Quello che devono fare le imprese, prosegue Miragliotta, è «analizzare il loro stato attuale di digitalizzazione dei processi operativi, dal punto di vista dei processi di fabbrica, di progettazione, gestione ciclo prodotto, processi di collaborazione dal punto di vista della catena del lavoro». Il Politecnico di Milano ha messo a punto specifici protocolli di analisi per capire quanto matura sia un’azienda dal punto di vista della digitalizzazione. «Poi, deve completare le aree di cui ci siano dei gap di partenza, e analizzarle rispetto alle nuove possibilità offerte dal digitale, stabilire in quali ambiti le tecnologie possono maggiormente determinare un vantaggio competitivo» ad esempio sul fronte del recupero efficienza, o per il miglioramento del prodotto – servizio. Se per ipotesi un’impresa appartiene a un segmento in cui c’è elevata competizione sul prezzo, e quindi fra i fattori critici c’è l’efficienza, la continuità dei macchinari, la qualità del prodotto, supponendo che sia matura dal punto di vista della terza rivoluzione industriale, la sfida consisterà nel connettere i macchinari, acquisire i dati, monitorare i processi, migliorare l’utilizzo attraverso politiche manutentive smart, riuscire a far crescere il coinvolgimento dell’operatore su tutte le pratiche che portano a rendimento dei processi e recupero produttività». Esempio: «nel settore alimentare, un’impresa lavorerà su velocità, qualità e genuinità del prodotto, e le tecnologie utili saranno quelle che aiutano a migliorare la tracciabilità, contenere i tempi di gestione, trasporto, spedizione». Ogni settore produttivo sceglierà quindi le tecnologie giuste.
E questo è l’approccio classico, che consiste nel potenziare i propri asset strategici. Ma le nuove tecnologie aprono anche a «nuovi modelli di vendere il prodotto-servizio, secondo il trend della servitizzazione. Quindi, io non vendo l’ascensore, vendo al corsa dell’ascensore. Lo progetto meglio perché ne conosco gli usi, posso monitorare quante corse fa e quante no, e sviluppare un modello di business differente». Alla fine, «quello che faccio pagare al mio cliente è, nel tempo, un utilizzo più efficiente del prodotto».

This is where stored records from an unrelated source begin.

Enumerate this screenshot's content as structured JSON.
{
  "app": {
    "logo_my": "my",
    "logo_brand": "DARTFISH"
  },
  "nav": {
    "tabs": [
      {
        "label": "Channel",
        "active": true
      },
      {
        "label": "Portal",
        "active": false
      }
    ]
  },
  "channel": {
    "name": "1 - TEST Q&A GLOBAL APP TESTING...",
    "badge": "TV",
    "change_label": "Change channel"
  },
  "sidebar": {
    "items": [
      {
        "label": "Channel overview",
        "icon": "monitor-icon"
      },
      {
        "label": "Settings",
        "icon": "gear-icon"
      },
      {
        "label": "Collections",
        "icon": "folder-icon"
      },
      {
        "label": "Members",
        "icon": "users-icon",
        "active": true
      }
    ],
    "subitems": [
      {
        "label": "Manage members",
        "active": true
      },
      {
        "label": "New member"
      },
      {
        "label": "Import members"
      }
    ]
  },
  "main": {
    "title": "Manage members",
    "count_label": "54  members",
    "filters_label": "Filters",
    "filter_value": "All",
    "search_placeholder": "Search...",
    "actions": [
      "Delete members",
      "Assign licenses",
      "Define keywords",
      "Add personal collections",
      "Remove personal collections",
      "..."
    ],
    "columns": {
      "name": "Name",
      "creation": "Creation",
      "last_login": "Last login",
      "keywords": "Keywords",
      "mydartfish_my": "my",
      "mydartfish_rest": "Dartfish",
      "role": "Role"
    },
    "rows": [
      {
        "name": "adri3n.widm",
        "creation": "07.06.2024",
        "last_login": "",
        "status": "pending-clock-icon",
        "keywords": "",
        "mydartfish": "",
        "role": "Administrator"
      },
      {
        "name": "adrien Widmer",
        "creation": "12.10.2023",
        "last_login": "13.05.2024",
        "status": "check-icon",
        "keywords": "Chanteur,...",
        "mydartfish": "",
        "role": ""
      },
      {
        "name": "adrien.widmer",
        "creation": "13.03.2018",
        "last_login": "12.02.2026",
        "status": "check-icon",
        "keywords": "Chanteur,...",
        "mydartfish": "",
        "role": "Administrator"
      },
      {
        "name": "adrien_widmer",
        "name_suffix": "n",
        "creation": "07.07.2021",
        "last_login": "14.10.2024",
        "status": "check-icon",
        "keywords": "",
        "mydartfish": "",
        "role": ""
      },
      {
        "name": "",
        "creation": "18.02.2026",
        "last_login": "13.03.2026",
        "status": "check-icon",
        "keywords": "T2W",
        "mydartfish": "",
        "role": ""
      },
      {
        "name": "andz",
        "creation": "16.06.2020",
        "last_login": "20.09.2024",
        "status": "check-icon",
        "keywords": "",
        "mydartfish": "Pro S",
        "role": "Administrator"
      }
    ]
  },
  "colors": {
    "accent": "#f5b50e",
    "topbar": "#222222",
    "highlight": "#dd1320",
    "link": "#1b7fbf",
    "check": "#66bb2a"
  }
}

Salvatore Majorana si concentra invece sulla possibilità di sviluppare nuove tecnologie innovative attraverso la ricerca scientifica, utilizzando il credito d’imposta, strumento che «consente all’azienda di assumersi il rischio di sperimentare soluzioni nuove, come sistemi di controllo adattivi, che consentano la coesistenza dei robot sulla linea di montaggio con gli operatori umani, come sistemi di raccolta dati e analisi delle performance del sistema produttivo. Investimenti che richiedono una quota di attività di ricerca». La misura è contenuta nel comma 14 della manovra, che raddoppia il credito d’imposta al 50%, allunga il periodo al 2020 (dal precedente 2019), aumenta l’investimento a 20 milioni (dai precedenti 5 milioni). Non solo: il credito d’imposta è esteso anche a imprese residenti e stabili organizzazioni di soggetti non residenti, che eseguono le attività di ricerca e sviluppo nel caso di contratti stipulati con imprese residenti, oppure appartenenti a paesi UE o dello Spazio Economico Europeo. La legge, dunque, punta ad attirare imprese estere a sviluppare ricerca in Italia.
Tecnicamente, la norma va a modificare l’articolo 3 del decreto legge 145/2013 (che aveva introdotto il credito d’imposta ricerca e sviluppo), prorogandolo e potenziandolo, e (come prevede il comma 16 dell’articolo 1 della Legge di Stabilità), ha efficacia a decorrere dal periodo d’imposta successivo a quello in corso al 31 dicembre 2016. Non necessita quindi di provvedimenti attuativi, essendo una proroga di misura esistente, e quindi almeno dal punto di vista tencico non c’è impatto diretto della crisi di Governo e della conseguente instabilità politica che ne deriva.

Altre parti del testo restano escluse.